The development of imagination and play in children progress in parallel. While movement-oriented games dominate the child’s life until the age of 2, imaginary (symbolic) games begin with the ability of abstract thinking, mental and language development to reach a certain maturity from the age of 2. Symbolic games, which are frequently seen at the age of 2-3, begin with the imitation of daily life rituals. These imitations can be imitating the parents, feeding the baby food, pretending to talk on the phone. Criticizing children’s dreams may lead them to avoid revealing their thoughts and feelings to their parents. Dreaming is something that needs to be developed, not criticized.

How can parents contribute to the development of imagination?

-Let the child guide you instead of guiding you

-Playing non-purposeful open-ended games

-Using different materials (tin can, toilet paper roll etc..)

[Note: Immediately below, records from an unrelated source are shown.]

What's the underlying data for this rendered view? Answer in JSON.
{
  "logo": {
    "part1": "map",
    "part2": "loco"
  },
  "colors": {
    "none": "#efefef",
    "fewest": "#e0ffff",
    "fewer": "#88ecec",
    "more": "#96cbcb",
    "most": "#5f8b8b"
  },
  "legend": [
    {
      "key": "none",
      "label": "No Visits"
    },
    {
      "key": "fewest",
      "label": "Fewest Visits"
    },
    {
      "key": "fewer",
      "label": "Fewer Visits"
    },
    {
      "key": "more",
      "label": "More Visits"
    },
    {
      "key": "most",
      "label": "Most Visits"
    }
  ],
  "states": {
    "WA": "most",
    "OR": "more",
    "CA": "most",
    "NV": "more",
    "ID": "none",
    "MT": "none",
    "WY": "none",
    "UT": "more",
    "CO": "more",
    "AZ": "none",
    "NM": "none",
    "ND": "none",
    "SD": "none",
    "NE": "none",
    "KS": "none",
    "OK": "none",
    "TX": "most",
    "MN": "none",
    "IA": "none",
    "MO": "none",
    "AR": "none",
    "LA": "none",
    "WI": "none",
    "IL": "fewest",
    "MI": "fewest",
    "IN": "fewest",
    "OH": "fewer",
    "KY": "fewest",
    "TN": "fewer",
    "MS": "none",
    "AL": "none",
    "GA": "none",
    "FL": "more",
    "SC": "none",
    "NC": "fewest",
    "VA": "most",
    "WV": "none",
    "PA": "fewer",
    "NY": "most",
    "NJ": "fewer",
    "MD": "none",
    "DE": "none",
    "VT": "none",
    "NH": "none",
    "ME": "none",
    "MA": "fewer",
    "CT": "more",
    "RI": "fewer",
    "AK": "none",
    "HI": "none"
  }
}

-Choosing toys with various functions

-Creating a story for his drawing

-Creating toys

-Do not press potatoes

-Don’t use non-toys as toys

-Giving the opportunity to get acquainted with nature closely

-Making different roles

Children’s imagination development can be supported with activities such as cooking together.

Imaginary Friend

Imaginary friends are also common during these periods. Imaginary friends are usually formed as a result of the need for socialization, and the child creates a space where they can manage their real-life difficulties/friendship difficulties and meet their emotional needs together with their imaginary friend. They enrich their game with imaginary friends, and this is normal. It usually disappears as the child starts kindergarten.

So when is an imaginary friend a problem?

Parents need to follow the children’s games and discourses.

-When the child begins to confuse fantasy and reality,

– When the child’s imaginary friends prevent the child from connecting with the outside world and their responsibilities,

– Seek professional help when it prevents him from enjoying real life and the child begins to feel lonely.